Will Mohammed Go To The Seven Storey Mountain, As Promised?

In an interview just before the election, asked what he would do if George W. Bush won another term, George Soros lamented: "I shall go into some kind of monastery."

OK, brave words. But did Soros "go private" yet as he promised he would? Of course, I assume he'll choose a place famous for its fruitcakes! Perhaps one that honors a vow of silence (we should be so lucky)? But just how does he plan to handle that "vow of poverty" detail?

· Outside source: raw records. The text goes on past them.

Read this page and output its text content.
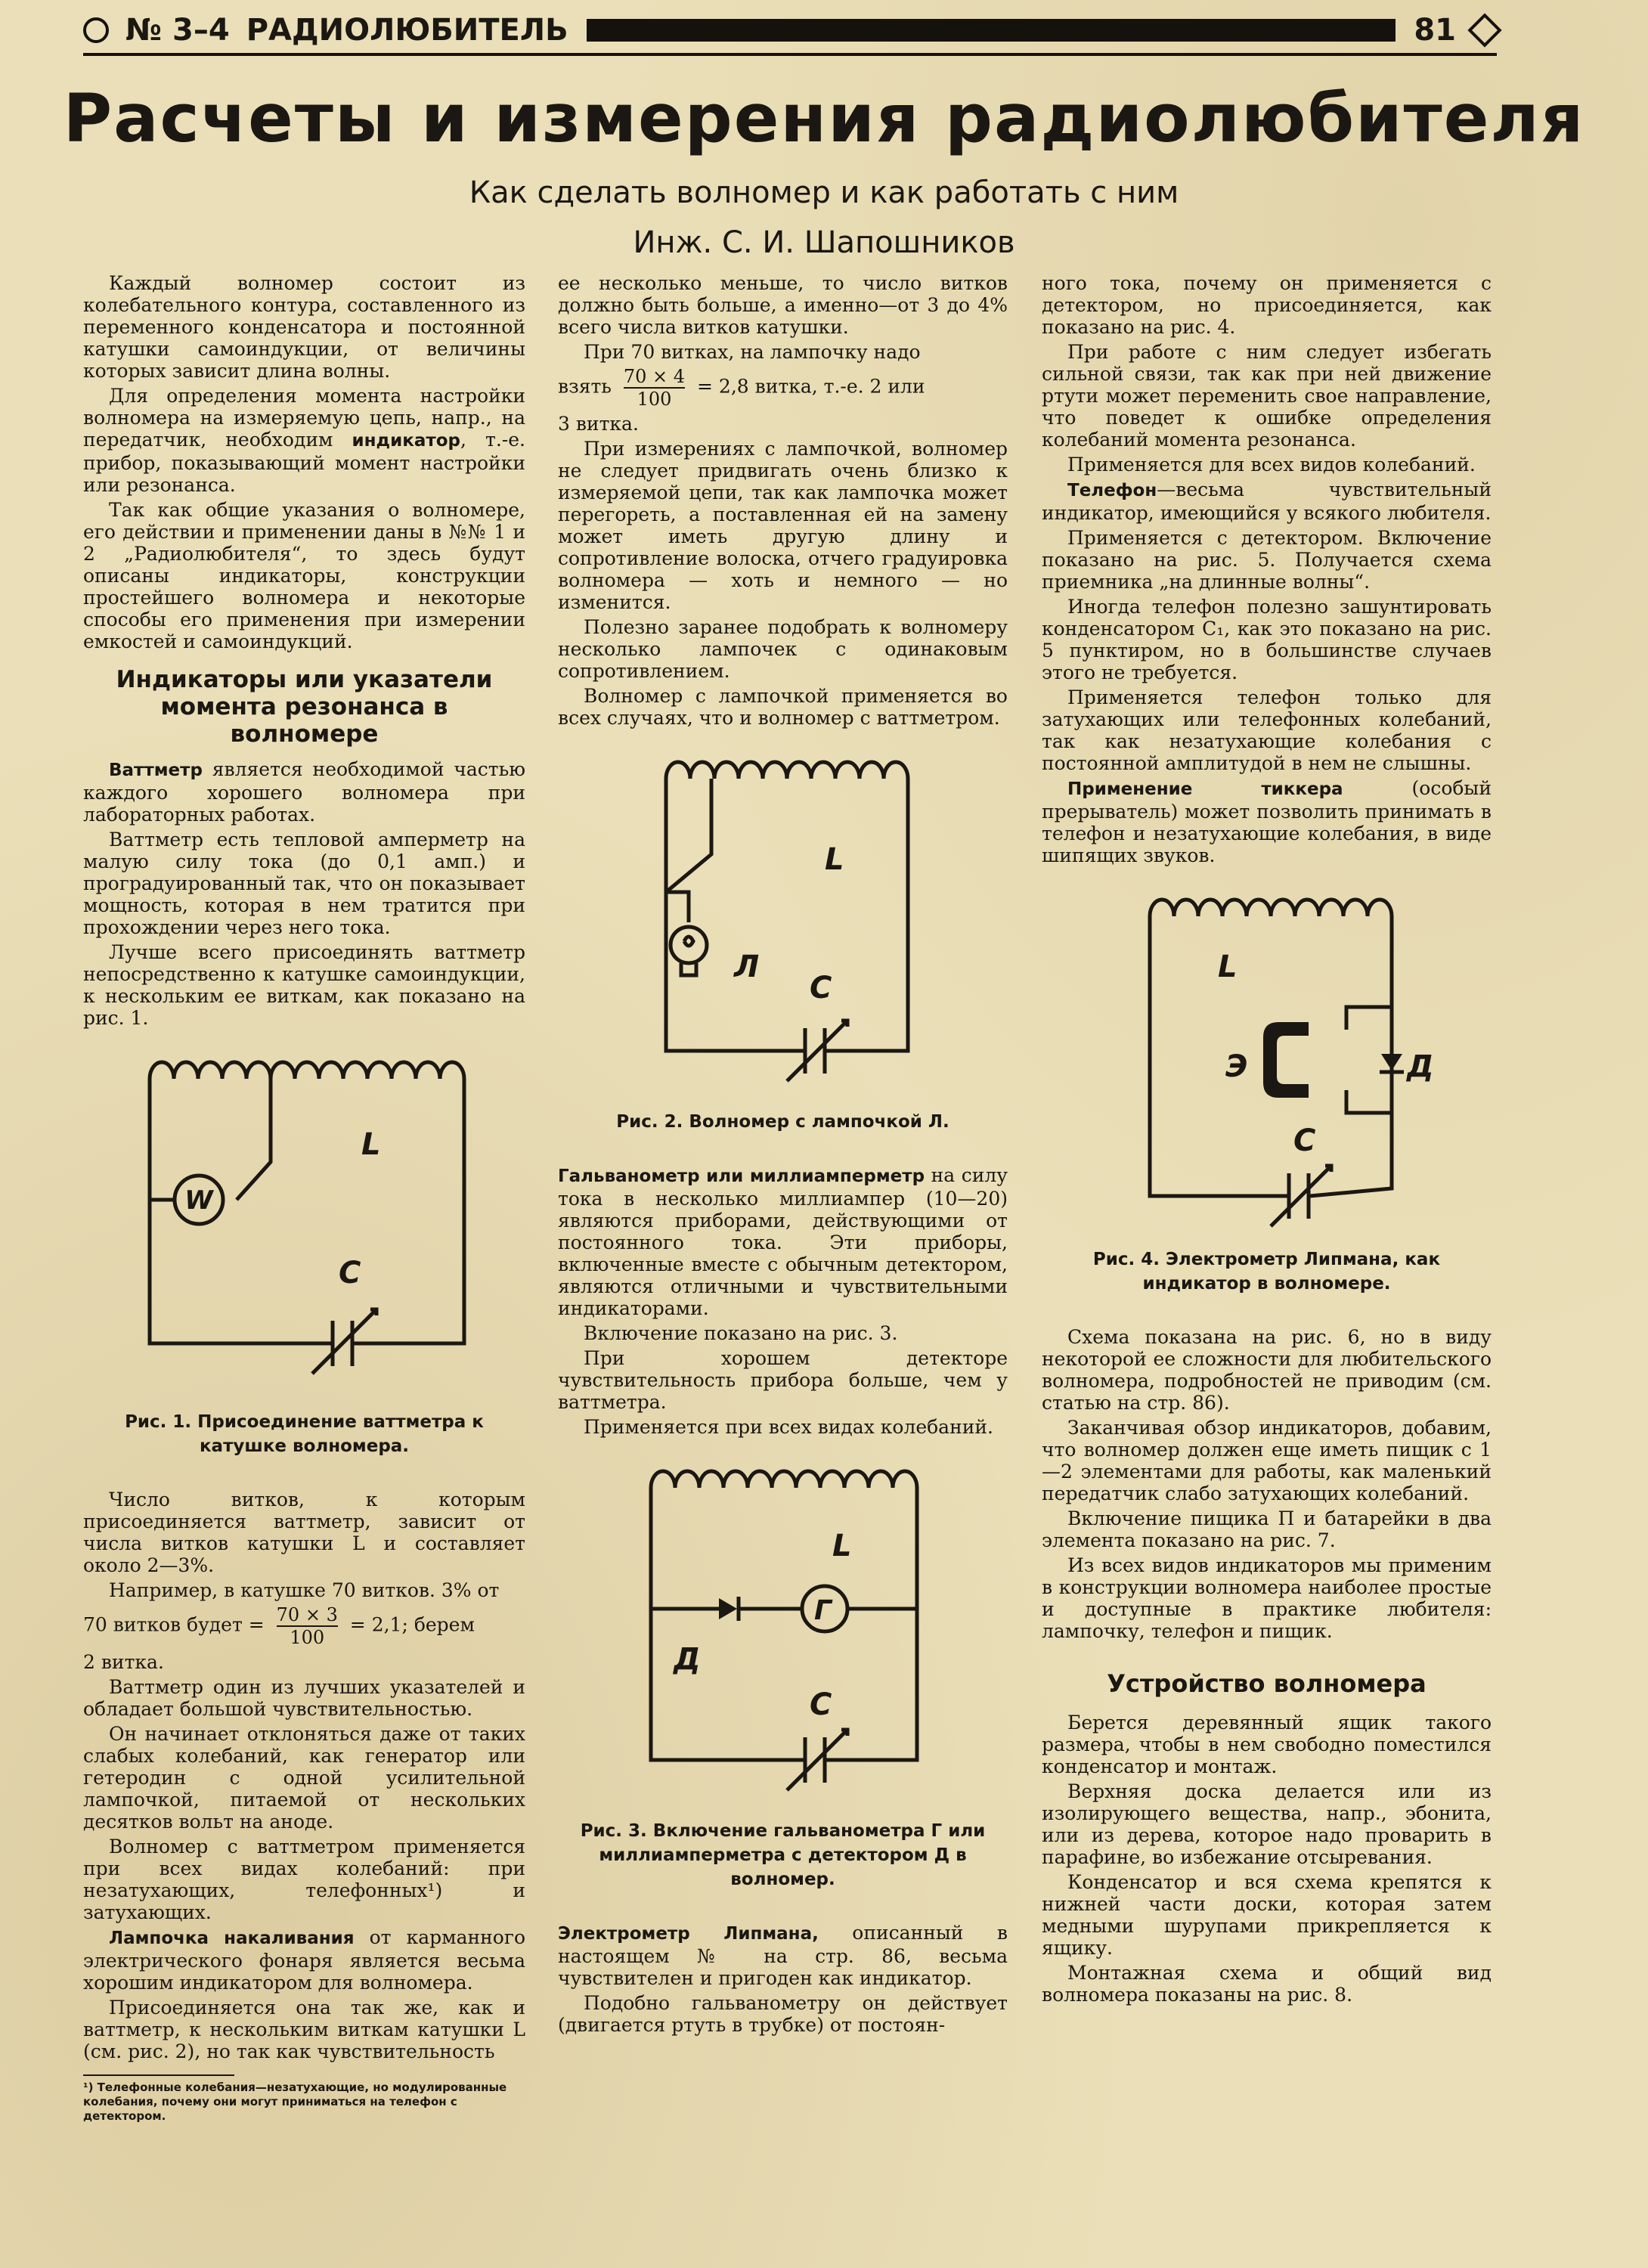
№ 3–4 РАДИОЛЮБИТЕЛЬ	81
Расчеты и измерения радиолюбителя
Как сделать волномер и как работать с ним
Инж. С. И. Шапошников

Каждый волномер состоит из колебательного контура, составленного из переменного конденсатора и постоянной катушки самоиндукции, от величины которых зависит длина волны.

Для определения момента настройки волномера на измеряемую цепь, напр., на передатчик, необходим индикатор, т.-е. прибор, показывающий момент настройки или резонанса.

Так как общие указания о волномере, его действии и применении даны в №№ 1 и 2 „Радиолюбителя“, то здесь будут описаны индикаторы, конструкции простейшего волномера и некоторые способы его применения при измерении емкостей и самоиндукций.

Индикаторы или указатели момента резонанса в волномере

Ваттметр является необходимой частью каждого хорошего волномера при лабораторных работах.

Ваттметр есть тепловой амперметр на малую силу тока (до 0,1 амп.) и проградуированный так, что он показывает мощность, которая в нем тратится при прохождении через него тока.

Лучше всего присоединять ваттметр непосредственно к катушке самоиндукции, к нескольким ее виткам, как показано на рис. 1.

W
L
C
Рис. 1. Присоединение ваттметра к катушке волномера.

Число витков, к которым присоединяется ваттметр, зависит от числа витков катушки L и составляет около 2—3%.

Например, в катушке 70 витков. 3% от

70 витков будет = $\frac{70 \times 3}{100} = 2,1$; берем

2 витка.

Ваттметр один из лучших указателей и обладает большой чувствительностью.

Он начинает отклоняться даже от таких слабых колебаний, как генератор или гетеродин с одной усилительной лампочкой, питаемой от нескольких десятков вольт на аноде.

Волномер с ваттметром применяется при всех видах колебаний: при незатухающих, телефонных¹) и затухающих.

Лампочка накаливания от карманного электрического фонаря является весьма хорошим индикатором для волномера.

Присоединяется она так же, как и ваттметр, к нескольким виткам катушки L (см. рис. 2), но так как чувствительность

¹) Телефонные колебания—незатухающие, но модулированные колебания, почему они могут приниматься на телефон с детектором.

ее несколько меньше, то число витков должно быть больше, а именно—от 3 до 4% всего числа витков катушки.

При 70 витках, на лампочку надо

взять $\frac{70 \times 4}{100} = 2,8$ витка, т.-е. 2 или

3 витка.

При измерениях с лампочкой, волномер не следует придвигать очень близко к измеряемой цепи, так как лампочка может перегореть, а поставленная ей на замену может иметь другую длину и сопротивление волоска, отчего градуировка волномера — хоть и немного — но изменится.

Полезно заранее подобрать к волномеру несколько лампочек с одинаковым сопротивлением.

Волномер с лампочкой применяется во всех случаях, что и волномер с ваттметром.

Л
L
C
Рис. 2. Волномер с лампочкой Л.

Гальванометр или миллиамперметр на силу тока в несколько миллиампер (10—20) являются приборами, действующими от постоянного тока. Эти приборы, включенные вместе с обычным детектором, являются отличными и чувствительными индикаторами.

Включение показано на рис. 3.

При хорошем детекторе чувствительность прибора больше, чем у ваттметра.

Применяется при всех видах колебаний.

Г
L
Д
C
Рис. 3. Включение гальванометра Г или миллиамперметра с детектором Д в волномер.

Электрометр Липмана, описанный в настоящем № на стр. 86, весьма чувствителен и пригоден как индикатор.

Подобно гальванометру он действует (двигается ртуть в трубке) от постоян-

ного тока, почему он применяется с детектором, но присоединяется, как показано на рис. 4.

При работе с ним следует избегать сильной связи, так как при ней движение ртути может переменить свое направление, что поведет к ошибке определения колебаний момента резонанса.

Применяется для всех видов колебаний.

Телефон—весьма чувствительный индикатор, имеющийся у всякого любителя.

Применяется с детектором. Включение показано на рис. 5. Получается схема приемника „на длинные волны“.

Иногда телефон полезно зашунтировать конденсатором C₁, как это показано на рис. 5 пунктиром, но в большинстве случаев этого не требуется.

Применяется телефон только для затухающих или телефонных колебаний, так как незатухающие колебания с постоянной амплитудой в нем не слышны.

Применение тиккера (особый прерыватель) может позволить принимать в телефон и незатухающие колебания, в виде шипящих звуков.

Э	Д
L
C
Рис. 4. Электрометр Липмана, как индикатор в волномере.

Схема показана на рис. 6, но в виду некоторой ее сложности для любительского волномера, подробностей не приводим (см. статью на стр. 86).

Заканчивая обзор индикаторов, добавим, что волномер должен еще иметь пищик с 1—2 элементами для работы, как маленький передатчик слабо затухающих колебаний.

Включение пищика П и батарейки в два элемента показано на рис. 7.

Из всех видов индикаторов мы применим в конструкции волномера наиболее простые и доступные в практике любителя: лампочку, телефон и пищик.

Устройство волномера

Берется деревянный ящик такого размера, чтобы в нем свободно поместился конденсатор и монтаж.

Верхняя доска делается или из изолирующего вещества, напр., эбонита, или из дерева, которое надо проварить в парафине, во избежание отсыревания.

Конденсатор и вся схема крепятся к нижней части доски, которая затем медными шурупами прикрепляется к ящику.

Монтажная схема и общий вид волномера показаны на рис. 8.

There is evidence that Mr. Soros has been planning his "retreat" for some time! It turns out that way back in 2000 - when the nation faced the prospect of the first George W. Bush win - George Soros opened an Internet centre in a Russian Orthodox monastery funded by his philanthropic association, the Segodnia daily reported ... And it turns out that the Independent has reported that "no women, spartan food, whitewashed cells and a 3am prayer bell are just some of the ascetic delights drawing ... George Soros, to a remote peninsula in northern Greece ... to seek solace in the Orthodox monastic republic of Mount Athos."

Well, that's why he's a genius. Always thinking ahead. On the other hand, what does it mean for fruitcakes if the monastic menu is limited to "spartan food?" Has Mr. Soros really thought this thing through?